I am skeptical. For starters, does he even know the mandates state government is bound by - both in terms of state law and also federal law? Um, if you forget to include some things, like say paying matching funds for Medicaid, will the feds forget to fund us?

Is it even possible to do this?

I will watch the rental ads in Salem. I would expect there to be influence peddlers of all stripes descending on the Gov come January. Right now the horse race is 50/50. So there may be groups making "donations" to both sides. As a down payment. Space could be at a premium in Salem. No my cubicle is not for rent!

... But wait - I remember a discussion with our Deputy Director about entrepreneurial government. Maybe I could rent it out, auction it even, online (social media?!).
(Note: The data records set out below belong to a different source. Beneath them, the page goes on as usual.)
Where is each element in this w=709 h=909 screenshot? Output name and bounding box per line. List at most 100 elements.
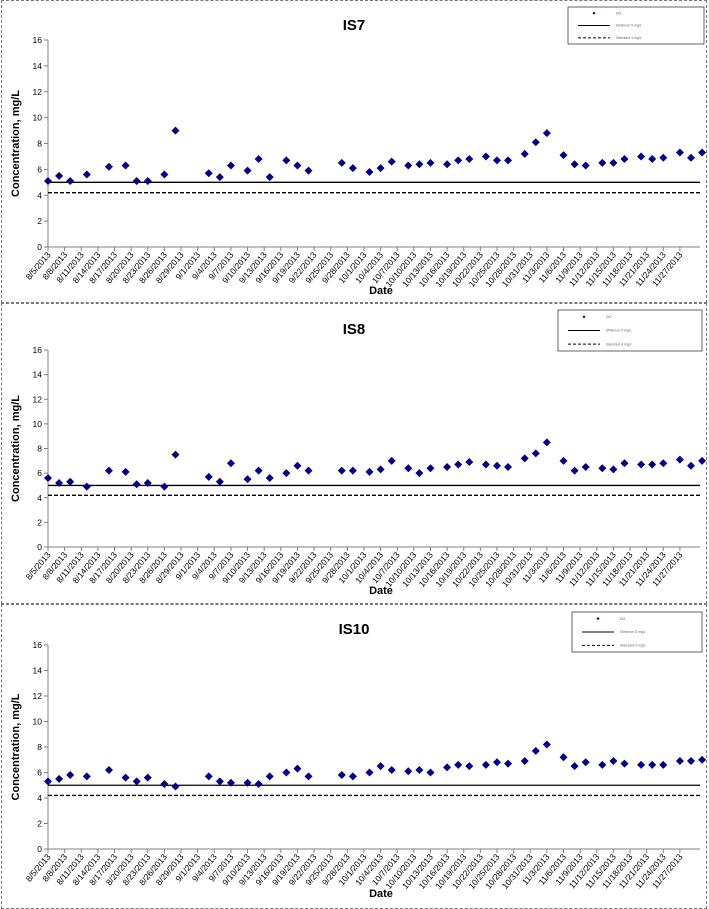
data-point [687, 461, 695, 470]
chart-title: IS8 [343, 321, 366, 338]
chart-panel-is8: IS8 Concentration, mg/L 0 2 4 6 8 10 12 14 16 8/5/2… [1, 303, 707, 604]
data-point [648, 460, 657, 469]
data-point [293, 461, 302, 470]
x-axis-label: Date [369, 585, 393, 597]
data-point [365, 167, 374, 176]
data-point [132, 777, 141, 786]
data-point [121, 467, 130, 476]
data-point [265, 173, 274, 182]
data-point [581, 462, 590, 471]
y-tick-label: 8 [37, 139, 42, 149]
data-point [82, 170, 91, 179]
data-point [204, 169, 213, 178]
data-point [204, 472, 213, 481]
data-point [55, 478, 64, 487]
data-point [282, 768, 291, 777]
data-point [542, 438, 551, 447]
data-point [570, 160, 579, 169]
data-point [66, 771, 75, 780]
legend-entry-label: DO [620, 617, 626, 621]
legend-marker-do [596, 617, 600, 621]
data-point [675, 148, 684, 157]
y-tick-label: 8 [37, 742, 42, 752]
y-tick-label: 16 [33, 35, 43, 45]
y-tick-label: 2 [37, 819, 42, 829]
data-point [492, 758, 501, 767]
data-point [254, 466, 263, 475]
data-point [415, 160, 424, 169]
data-point [337, 466, 346, 475]
y-tick-label: 14 [33, 61, 43, 71]
y-tick-label: 2 [37, 216, 42, 226]
y-tick-label: 6 [37, 768, 42, 778]
y-tick-label: 10 [33, 717, 43, 727]
data-point [143, 478, 152, 487]
data-point [215, 777, 224, 786]
data-point [55, 171, 64, 180]
data-point [387, 157, 396, 166]
data-point [443, 763, 452, 772]
data-point [387, 765, 396, 774]
data-point [648, 760, 657, 769]
y-tick-label: 6 [37, 468, 42, 478]
data-point [104, 765, 113, 774]
legend-entry-label: Standard 4 mg/L [616, 36, 642, 40]
y-tick-label: 16 [33, 640, 43, 650]
legend-marker-do [582, 315, 586, 319]
data-point [215, 173, 224, 182]
data-point [171, 126, 180, 135]
data-point [160, 170, 169, 179]
y-tick-label: 14 [33, 666, 43, 676]
data-point [687, 153, 695, 162]
data-point [104, 466, 113, 475]
data-point [143, 177, 152, 186]
data-point [570, 762, 579, 771]
y-tick-label: 0 [37, 542, 42, 552]
data-point [55, 774, 64, 783]
data-point [620, 759, 629, 768]
data-point [215, 477, 224, 486]
data-point [376, 762, 385, 771]
data-point [44, 177, 52, 186]
data-point [304, 166, 313, 175]
data-point [282, 156, 291, 165]
x-axis-label: Date [369, 888, 393, 900]
data-point [404, 464, 413, 473]
data-point [426, 464, 435, 473]
data-point [465, 762, 474, 771]
data-point [531, 746, 540, 755]
data-point [171, 450, 180, 459]
data-point [348, 466, 357, 475]
legend-entry-label: Minimum 5 mg/L [616, 24, 642, 28]
data-point [121, 161, 130, 170]
data-point [648, 155, 657, 164]
data-point [559, 753, 568, 762]
data-point [82, 772, 91, 781]
data-point [387, 456, 396, 465]
y-tick-label: 0 [37, 844, 42, 854]
data-point [293, 161, 302, 170]
chart-panel-is7: IS7 Concentration, mg/L 0 2 4 6 8 10 12 14 16 8/5/2… [1, 0, 707, 303]
y-tick-label: 12 [33, 691, 43, 701]
legend-entry-label: DO [606, 315, 612, 319]
data-point [443, 160, 452, 169]
data-point [337, 158, 346, 167]
y-axis-label: Concentration, mg/L [10, 693, 22, 800]
data-point [226, 459, 235, 468]
data-point [254, 155, 263, 164]
data-point [121, 773, 130, 782]
y-tick-label: 10 [33, 113, 43, 123]
data-point [337, 771, 346, 780]
data-point [620, 155, 629, 164]
legend-entry-label: Standard 4 mg/L [620, 644, 646, 648]
legend-entry-label: Minimum 5 mg/L [606, 329, 632, 333]
data-point [104, 162, 113, 171]
data-point [504, 759, 513, 768]
data-point [293, 764, 302, 773]
y-tick-label: 6 [37, 164, 42, 174]
data-point [598, 760, 607, 769]
data-point [609, 465, 618, 474]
Since from 5pm to 8am I am not occupying it.

Thursday, July 15, 2010

Secrets from inside the State Capitol

(a photo gallery)
Peaceful basement plaques in honor of groups past. And secret gardens you can only get to if you are able to get back in (not for me).

1935 Special Session declaration of the new capitol building, since the old one burned down - pictures of this are in the Cafe in the basement. So -- special sessions *can* accomplish something. The building was opened to the public in 1938.

Buildings have memories. Even the ground has memory of what was there before.

Marble-lined hallways. Silence of time "between sessions".

Running fountains are a joy for kids of all ages. A new espresso purveyor with a new umbrella.

The halls, waiting to envelop a new governor and his administration in 5.5 months' time. And the same lobbyist administration.